Generación Covid-19

La pandemia nos está humanizando y revaloriza la vida y los valores básicos

Mónica García Prieto
3 min
Un militar realitza tasques de desinfecció a l'aeroport del Prat, a Barcelona

PeriodistaEn una ocasión, un estudiante preguntó a la antropóloga norteamericana Margaret Mead cuál fue el primer signo de civilización. Mead respondió: “Un fémur curado”. En el reino animal, explicó, una pierna rota suponía la muerte, ya que implicaba no poder huir de los depredadores y dificultaba el acceso al agua o a los alimentos. Un hueso roto te convertía en presa, y un fémur curado suponía que alguien sano había cuidado y protegido al vulnerable hasta su total recuperación. Ese altruismo es lo que nos convierte en seres civilizados.

En las décadas de bonanza y arrogancia eurocentrista perdimos cierto civismo, esa brújula moral que nos lleva a proteger a los más débiles, pero el Covid-19 nos ha devuelto el rumbo a golpe de muertes. La bofetada de realidad ha sido tal que la vida antes del coronavirus se antoja una ficción en la que transitábamos de paso, atrapados en pequeñeces como la intolerancia, el egoísmo, la arrogancia o la incesante búsqueda de dinero para alimentar un consumismo que supliera inquietudes vitales.

Parecía que nada podía dinamitar nuestra zona de comfort ni nuestra ficción de invulnerabilidad, despojándonos de un sistema de vida que dábamos por sentado, como si las generaciones anteriores no hubieran dado sus vidas para garantizar los derechos que ahora protegen nuestra soberbia.

Vivíamos engañados

Pero vivíamos engañados. La realidad en tiempos de contagio -el confinamiento, el cambio de prioridades y de valores, el estado de guerra al que nos reclutan para que entendamos que la responsabilidad individual es indispensable para vencer al enemigo y la retórica belicista, tan eficaz a la hora de aglutinar a las masas- se ha convertido en algo tan monolítico y sólido que parece impensable haber sido nunca antes ajenos al peligro.

La generación Covid-19 -todos nosotros y nuestros descendientes- hemos descubierto que no somos inmortales. Pensábamos que nuestro sistema era inmune a a pandemias propias de África, al estado de alarma o al toque de queda. Que eso eran males de otros, propios de no blancos y no occidentales. Y aquí estamos, constatando que el estado del bienestar no nos hace inmunes a los males globales y que las enfermedades no conocen de ideología, fronteras ni clases sociales, sino que nos hermana a todos en nuestra vulnerabilidad más extrema. Un simple virus, una amenaza invisible, ha hecho tambalearse el sistema.

La extensión de la plaga ha dado rápidos resultados. La protección de la vida y la preservación y mejora de un sistema de sanidad público diezmado por la ambición de algunos políticos deslumbrados por el dinero fácil y su ausencia de visión de Estado son las nuevas prioridades. Añoramos todo lo que la pandemia nos ha arrebatado, pero nos sacrificamos por el bien común en un gesto de madurez poco habitual en sociedades tan individualistas como las occidentales, donde el colectivo es desdeñado y la autoridad cuestionada por individuos que dan por sentada su superioridad intelectual. Y esa revolución invisible, esa toma de conciencia colectiva, es la podría mejorar el ADN social.

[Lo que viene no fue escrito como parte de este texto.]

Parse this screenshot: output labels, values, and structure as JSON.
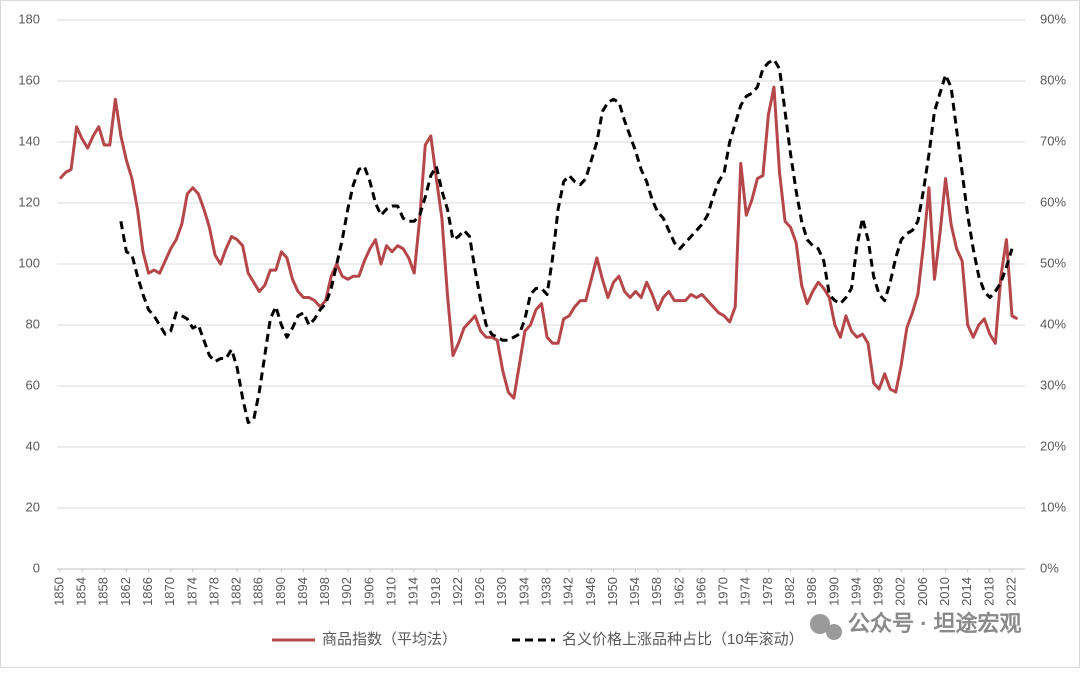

La pandemia está recuperando el valor del contacto físico, al haberse convertido casi en un elemento proscrito: siempre añoramos lo que no tenemos. La amistad -ese valor tan desvirtuado por las redes, donde las conversaciones son suplidas por fotos y likes- resurge en forma de llamadas, mensajes y preocupación sincera por los demás, porque nos vemos reflejados en cada uno de nuestros conocidos, ahora que compartimos incertidumbre y confinamiento. El valor de lo material se diluye, ahora que todos los caprichos resultan accesorios e inservibles. El confinamiento nos obliga a convivir, a redescubrirnos, a aceptarnos. Nuestra resolución se ha convertido en titubeo, nuestra soberbia en humildad, a medida que tomamos consciencia de todo lo que nos rodea, lo que dábamos por hecho, está en riesgo.

Nada puede amortiguar el miedo más que la compañía, la comprensión y la información. La plaga ha revalorizado la vida y los valores más básicos, redescubriéndonos como seres sociales con una responsabilidad para todo el colectivo. En nuestras manos está perpetuar la civilización, cuidar de los fémures rotos. Ojalá no lo perdamos.